Mahasiswa UGM Kembangkan Aika, AI untuk Layanan Psikologi Kampus
- DOK UGM
SLEMAN, VIVA Jogja – Bersamaan dengan meningkatnya kesadaran akan pentingnya kesehatan mental, seorang mahasiswa Universitas Gadjah Mada (UGM) berhasil menciptakan inovasi berbasis kecerdasan buatan (AI) yang ditujukan untuk membantu layanan psikologi di kampus. Giga Hidjrika Aura Adkhy (23), mahasiswa Program Studi Teknologi Informasi Departemen Teknik Elektro dan Teknologi Informasi UGM, meluncurkan sistem bernama UGM-AICare (Aika) yang dirancang sebagai jembatan antara mahasiswa dengan psikolog.
Inspirasi Aika muncul ketika Giga mengikuti program pertukaran mahasiswa di University of Liverpool, Inggris, pada 2024. Di kampus tersebut, ia melihat bagaimana mahasiswa dengan keluhan kesehatan mental dapat dengan mudah mengakses layanan psikolog hanya melalui fasilitas percakapan di telepon seluler. Pengalaman itu membuatnya sadar bahwa di Indonesia, akses terhadap layanan psikologi masih terbatas, dengan jumlah tenaga profesional yang tidak sebanding dengan kebutuhan mahasiswa.
Inovasi Aika kemudian dikembangkan dan berhasil meraih pengakuan internasional. Pada 2025, Giga memenangkan Juara Pertama kategori “Play Track” dalam kompetisi bergengsi tingkat dunia, EDU Chain Hackathon, dengan hadiah total mencapai 250 ribu dolar Amerika Serikat. Prestasi ini menegaskan bahwa gagasan anak muda Indonesia mampu bersaing di panggung global.

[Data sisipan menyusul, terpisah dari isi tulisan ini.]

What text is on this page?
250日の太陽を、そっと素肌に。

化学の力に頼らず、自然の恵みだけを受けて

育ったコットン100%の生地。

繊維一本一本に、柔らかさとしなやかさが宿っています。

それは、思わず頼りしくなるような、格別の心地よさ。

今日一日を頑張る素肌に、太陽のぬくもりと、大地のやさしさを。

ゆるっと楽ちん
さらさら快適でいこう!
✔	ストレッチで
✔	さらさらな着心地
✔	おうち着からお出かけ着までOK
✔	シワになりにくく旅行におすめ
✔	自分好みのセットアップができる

Berbeda dengan AI generatif yang cenderung pasif, Aika dirancang sebagai AI agent yang lebih otonom. Sistem ini mampu berinteraksi dengan pengguna melalui percakapan teks, menggali keluhan psikologis, lalu menyusun rangkuman, penilaian awal, dan rekomendasi tindak lanjut. Jika keluhan tergolong ringan, Aika dapat memberikan saran mandiri seperti teknik pernapasan atau pola tidur sehat. Namun, jika masalah lebih serius, Aika langsung menghubungkan pengguna dengan psikolog atau konselor.
Dalam implementasinya, Aika melibatkan tiga pihak utama: mahasiswa sebagai pengguna, psikolog atau konselor sebagai penerima laporan dan pemberi tindak lanjut, serta admin yang mengelola sistem. Dengan mekanisme ini, Aika tidak menggantikan peran psikolog, melainkan mempercepat proses interaksi dan memudahkan mahasiswa untuk mendapatkan bantuan.

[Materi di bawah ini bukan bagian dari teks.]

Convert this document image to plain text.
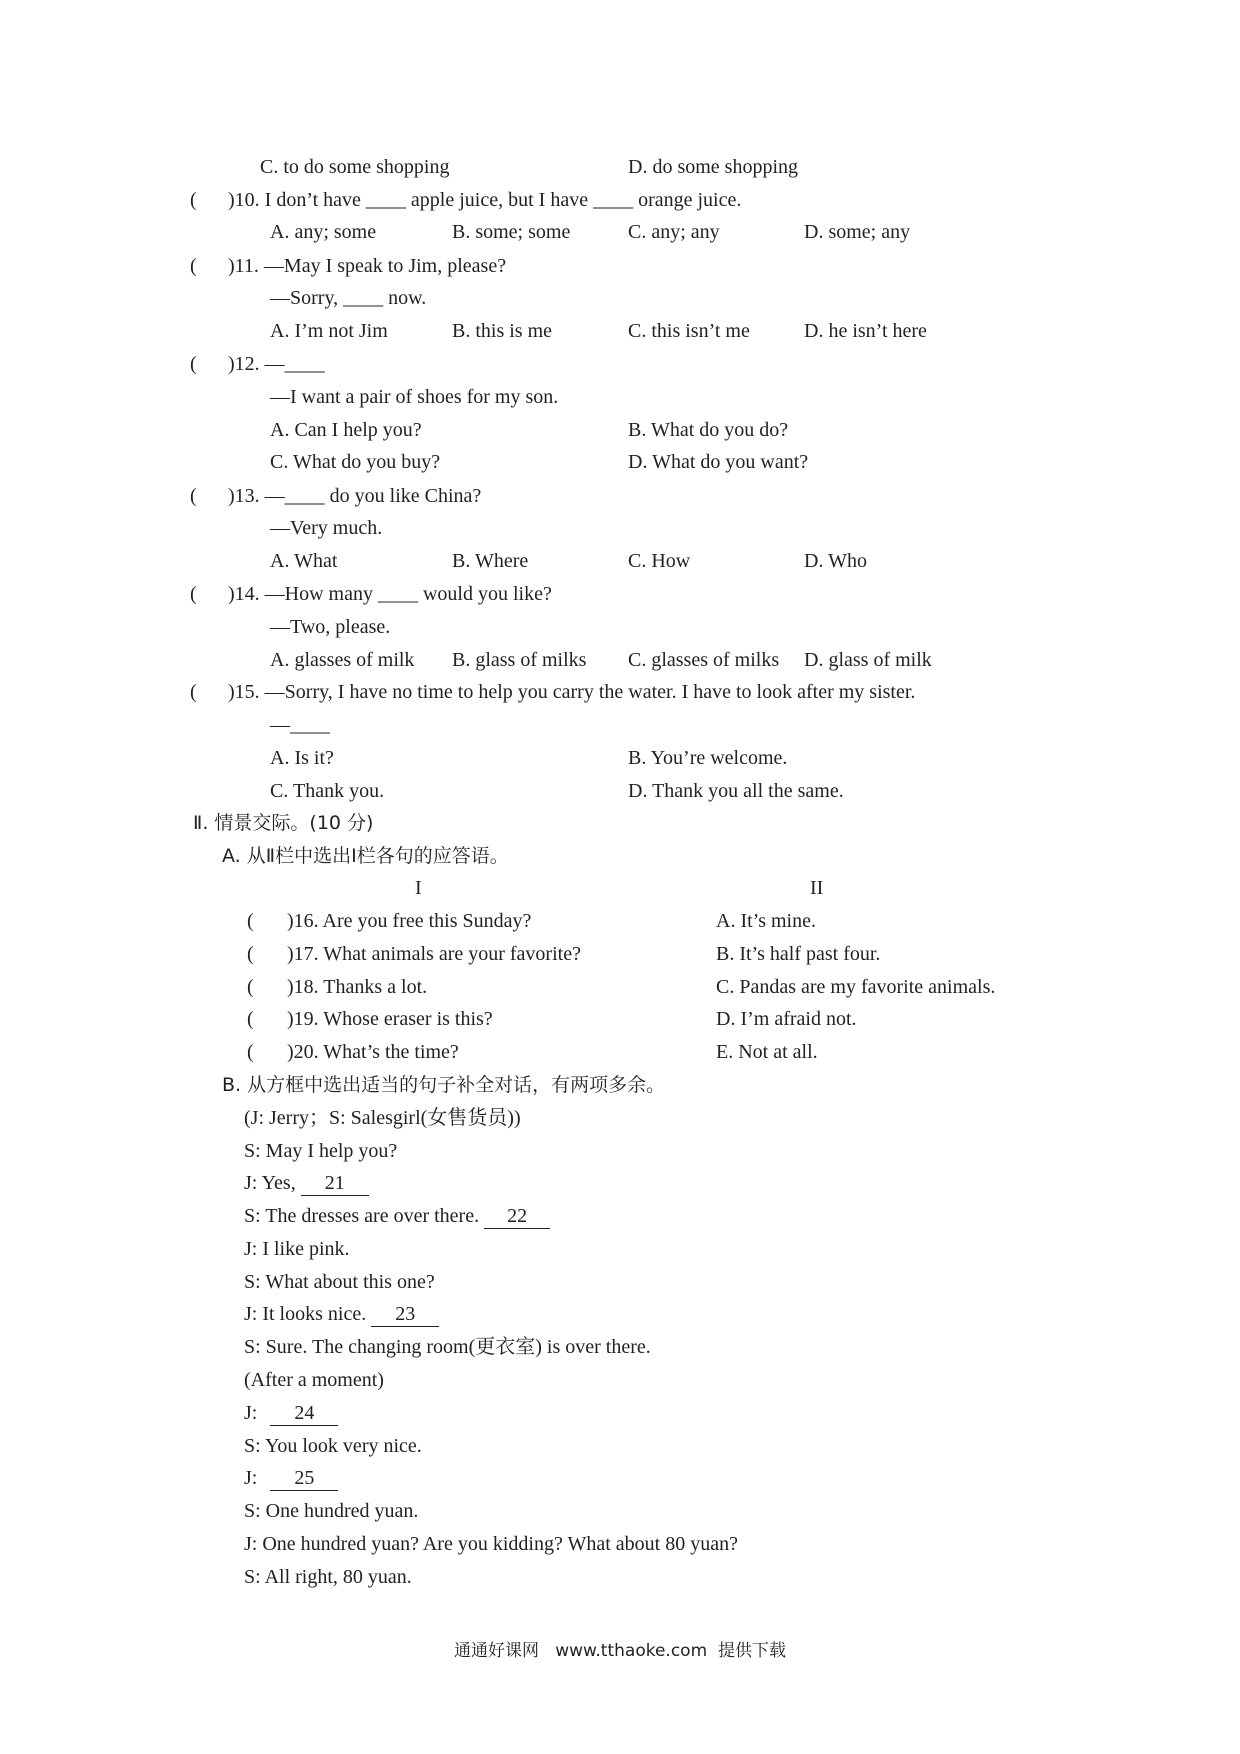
C. to do some shopping	D. do some shopping
( )10. I don’t have ____ apple juice, but I have ____ orange juice.
A. any; some	B. some; some	C. any; any	D. some; any
( )11. —May I speak to Jim, please?
—Sorry, ____ now.
A. I’m not Jim	B. this is me	C. this isn’t me	D. he isn’t here
( )12. —____
—I want a pair of shoes for my son.
A. Can I help you?	B. What do you do?
C. What do you buy?	D. What do you want?
( )13. —____ do you like China?
—Very much.
A. What	B. Where	C. How	D. Who
( )14. —How many ____ would you like?
—Two, please.
A. glasses of milk B. glass of milks C. glasses of milks D. glass of milk
( )15. —Sorry, I have no time to help you carry the water. I have to look after my sister.
—____
A. Is it?	B. You’re welcome.
C. Thank you.	D. Thank you all the same.
Ⅱ. 情景交际。(10 分)
A. 从Ⅱ栏中选出Ⅰ栏各句的应答语。
I	II
( )16. Are you free this Sunday?	A. It’s mine.
( )17. What animals are your favorite?	B. It’s half past four.
( )18. Thanks a lot.	C. Pandas are my favorite animals.
( )19. Whose eraser is this?	D. I’m afraid not.
( )20. What’s the time?	E. Not at all.
B. 从方框中选出适当的句子补全对话，有两项多余。
(J: Jerry；S: Salesgirl(女售货员))
S: May I help you?
J: Yes, 21
S: The dresses are over there. 22
J: I like pink.
S: What about this one?
J: It looks nice. 23
S: Sure. The changing room(更衣室) is over there.
(After a moment)
J: 24
S: You look very nice.
J: 25
S: One hundred yuan.
J: One hundred yuan? Are you kidding? What about 80 yuan?
S: All right, 80 yuan.
通通好课网   www.tthaoke.com  提供下载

Selain itu, Aika juga memiliki fitur pemantauan pascakonseling. Sistem dapat mengirimkan pengingat melalui e-mail dan ke depan akan terintegrasi dengan aplikasi Telegram untuk membentuk support group antar pengguna. Menurut Giga, penggunaan AI sebagai lapisan awal layanan kesehatan mental membantu mengurangi hambatan psikologis seperti rasa malu, takut, atau ragu untuk bercerita.